160 Warga Gigit Jari tak Terakomodir Mudik Gratis

Riesty Yusnilaningsih
ILUSTRASI mudik gratis.*/DOK. KABAR BANTEN
ILUSTRASI mudik gratis.*/DOK. KABAR BANTEN

BEKASI, (PR).- Sebanyak 160 warga Bekasi yang bermaksud memanfaatkan program mudik gratis terpaksa gigit jari. Mereka tidak terakomodir pada program mudik gratis, baik yang diselenggarakan Kementerian Perhubungan maupun Dinas Perhubungan Jawa Barat, dikarenakan kehabisan kuota.

“Mereka semula masuk daftar tunggu mudik gratis yang dibuka Dishub Jabar. Namun karena saat pendaftaran ulang, mayoritas pendaftar datang untuk mengamankan jatah kursinya, makanya yang 160 ini tidak kebagian,” kata Kepala Seksi Angkutan Tidak Dalam Trayek Dishub Kota Bekasi Ikhwanudin Rahmat. Selasa 28 Mei 2019.

Ikhwanudin menjelaskan, pada tahun ini, warga Bekasi memperoleh kesempatan memanfaatkan dua jenis program mudik gratis. Pertama yang diselenggarakan oleh Kementerian Perhubungan dengan menyediakan 80 unit bus. Kedua ialah program mudik gratis dari Dinas Perhubungan Jabar yang menyediakan 40 unit bus.

Program mudik gratis dari Kementerian Perhubungan mengharuskan warga mendaftar secara daring lalu datang ke posko mudik gratis yang dibuka di Kantor Dishub Kota Bekasi pada Maret 2019 untuk menukarkannya dengan tiket.

Kemudian program mudik gratis dari Dishub Jabar membuka pendaftaran juga di Dishub Jabar pada Maret 2019. Lalu selama masa pendaftaran dibuka ada sekitar 200 warga yang akhirnya masuk daftar tunggu karena terlambat mendaftar dibandingkan 1.760 warga lainnya.

“Saat itu kami sudah kami sampaikan kepada mereka yang masuk daftar tunggu bahwa kesempatan mendapat kursi ada kalau ada warga yang tidak daftar ulang. Namun jika kebanyakan daftar ulang, maka yang masuk daftar tunggu tidak mendapat kuota,” katanya.

Nyatanya saat daftar ulang dibuka pekan lalu, hanya sekitar 40 orang yang tidak melakukan daftar ulang. Dengan demikian jatah mereka diberikan kepada warga yang ada pada daftar tunggu nomor awal.

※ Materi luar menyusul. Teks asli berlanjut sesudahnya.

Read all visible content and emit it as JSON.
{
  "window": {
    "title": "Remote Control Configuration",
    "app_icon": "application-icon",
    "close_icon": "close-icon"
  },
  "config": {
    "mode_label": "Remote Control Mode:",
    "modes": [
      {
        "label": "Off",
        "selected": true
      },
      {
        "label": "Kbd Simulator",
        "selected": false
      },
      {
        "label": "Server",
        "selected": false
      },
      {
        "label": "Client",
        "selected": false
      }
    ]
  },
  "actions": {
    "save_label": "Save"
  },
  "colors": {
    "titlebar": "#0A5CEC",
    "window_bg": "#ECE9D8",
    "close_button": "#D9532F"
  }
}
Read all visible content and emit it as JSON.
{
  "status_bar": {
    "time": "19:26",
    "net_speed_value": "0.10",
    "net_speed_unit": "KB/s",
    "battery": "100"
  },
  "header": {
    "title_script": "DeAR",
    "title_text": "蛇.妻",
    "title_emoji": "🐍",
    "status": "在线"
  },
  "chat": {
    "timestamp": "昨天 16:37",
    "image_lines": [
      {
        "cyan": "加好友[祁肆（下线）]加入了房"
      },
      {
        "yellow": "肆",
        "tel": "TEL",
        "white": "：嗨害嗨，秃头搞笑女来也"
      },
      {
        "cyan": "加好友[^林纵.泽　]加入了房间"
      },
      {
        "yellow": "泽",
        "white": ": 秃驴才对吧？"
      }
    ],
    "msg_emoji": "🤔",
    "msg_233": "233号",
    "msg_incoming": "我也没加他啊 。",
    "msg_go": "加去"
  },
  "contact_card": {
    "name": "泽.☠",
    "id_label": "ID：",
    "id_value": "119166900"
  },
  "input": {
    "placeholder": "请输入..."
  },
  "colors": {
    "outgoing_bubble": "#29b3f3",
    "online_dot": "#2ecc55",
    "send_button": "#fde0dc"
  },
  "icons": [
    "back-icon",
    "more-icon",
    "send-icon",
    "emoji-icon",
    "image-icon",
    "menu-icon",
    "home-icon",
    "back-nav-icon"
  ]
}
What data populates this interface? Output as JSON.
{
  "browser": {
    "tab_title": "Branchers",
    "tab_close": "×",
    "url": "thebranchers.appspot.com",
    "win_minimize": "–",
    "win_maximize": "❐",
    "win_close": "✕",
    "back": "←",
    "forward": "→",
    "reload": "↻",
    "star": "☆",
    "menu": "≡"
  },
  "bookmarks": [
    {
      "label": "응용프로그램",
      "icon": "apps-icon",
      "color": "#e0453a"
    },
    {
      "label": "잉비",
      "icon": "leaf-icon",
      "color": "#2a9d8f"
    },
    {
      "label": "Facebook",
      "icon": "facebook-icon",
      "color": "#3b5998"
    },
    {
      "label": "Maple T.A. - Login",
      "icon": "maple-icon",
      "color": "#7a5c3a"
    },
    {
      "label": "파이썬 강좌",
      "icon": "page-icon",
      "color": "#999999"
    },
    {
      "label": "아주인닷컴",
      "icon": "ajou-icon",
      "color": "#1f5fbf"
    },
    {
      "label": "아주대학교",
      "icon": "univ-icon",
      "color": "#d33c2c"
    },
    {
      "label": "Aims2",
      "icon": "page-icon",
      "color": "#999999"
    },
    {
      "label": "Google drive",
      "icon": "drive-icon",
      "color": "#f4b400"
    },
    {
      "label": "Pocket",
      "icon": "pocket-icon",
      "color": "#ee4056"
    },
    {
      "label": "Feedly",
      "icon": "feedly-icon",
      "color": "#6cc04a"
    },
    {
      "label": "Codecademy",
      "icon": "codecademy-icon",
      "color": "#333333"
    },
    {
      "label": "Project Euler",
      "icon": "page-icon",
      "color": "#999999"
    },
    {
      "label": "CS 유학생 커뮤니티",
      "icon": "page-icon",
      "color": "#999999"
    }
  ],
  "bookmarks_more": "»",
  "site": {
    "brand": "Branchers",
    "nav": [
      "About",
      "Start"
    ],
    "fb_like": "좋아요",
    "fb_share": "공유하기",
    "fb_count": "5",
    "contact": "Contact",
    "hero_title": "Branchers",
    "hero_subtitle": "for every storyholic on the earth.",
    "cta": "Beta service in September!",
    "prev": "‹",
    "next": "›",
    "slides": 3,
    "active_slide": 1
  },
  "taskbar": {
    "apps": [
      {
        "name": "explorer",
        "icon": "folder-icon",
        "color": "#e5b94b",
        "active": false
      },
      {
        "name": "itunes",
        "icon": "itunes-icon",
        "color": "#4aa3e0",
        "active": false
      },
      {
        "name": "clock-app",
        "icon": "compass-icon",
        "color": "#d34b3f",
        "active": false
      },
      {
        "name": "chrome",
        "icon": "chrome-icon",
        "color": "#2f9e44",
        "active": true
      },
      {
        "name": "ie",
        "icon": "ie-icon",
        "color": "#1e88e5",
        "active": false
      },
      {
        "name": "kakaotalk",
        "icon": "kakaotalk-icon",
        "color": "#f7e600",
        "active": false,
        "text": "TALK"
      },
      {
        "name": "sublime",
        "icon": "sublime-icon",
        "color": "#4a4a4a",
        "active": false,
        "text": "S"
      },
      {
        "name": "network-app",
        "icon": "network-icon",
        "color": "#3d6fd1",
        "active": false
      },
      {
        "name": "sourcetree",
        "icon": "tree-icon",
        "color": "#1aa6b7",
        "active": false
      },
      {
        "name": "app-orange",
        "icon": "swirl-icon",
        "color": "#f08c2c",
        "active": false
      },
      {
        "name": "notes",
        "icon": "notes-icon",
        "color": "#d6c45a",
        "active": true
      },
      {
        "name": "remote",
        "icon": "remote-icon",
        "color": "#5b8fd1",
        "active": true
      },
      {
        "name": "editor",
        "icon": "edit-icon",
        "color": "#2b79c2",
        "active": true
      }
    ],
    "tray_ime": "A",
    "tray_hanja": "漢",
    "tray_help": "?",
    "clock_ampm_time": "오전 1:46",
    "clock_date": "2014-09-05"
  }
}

Sementara 160 lain yang lebih bawah lagi urutannya terpaksa gagal mengikuti mudik gratis ini.

Sebelumnya Wali Kota Bekasi Rahmat Effendi sempat menyampaikan rencana menghadirkan armada bus tambahan untuk mengakomodasi warga yang mendapat jatah kursi. Namun hingga saat ini rencana tersebut belum terealisasi.

Demikian pula dengan kabar penambahan 15 unit bus dari Kementerian Perhubungan yang sempat disampaikan Kepala Dishub Kota Bekasi Yayan Yuliana, sama-sama belum ada tanda-tanda realisasinya.

“Sejauh ini belum ada kabar terkait tambahan bus, jadi kepada 160 warga yang gagal mendapat kursi, kami sarankan mencari moda angkutan mudik lainnya,” katanya.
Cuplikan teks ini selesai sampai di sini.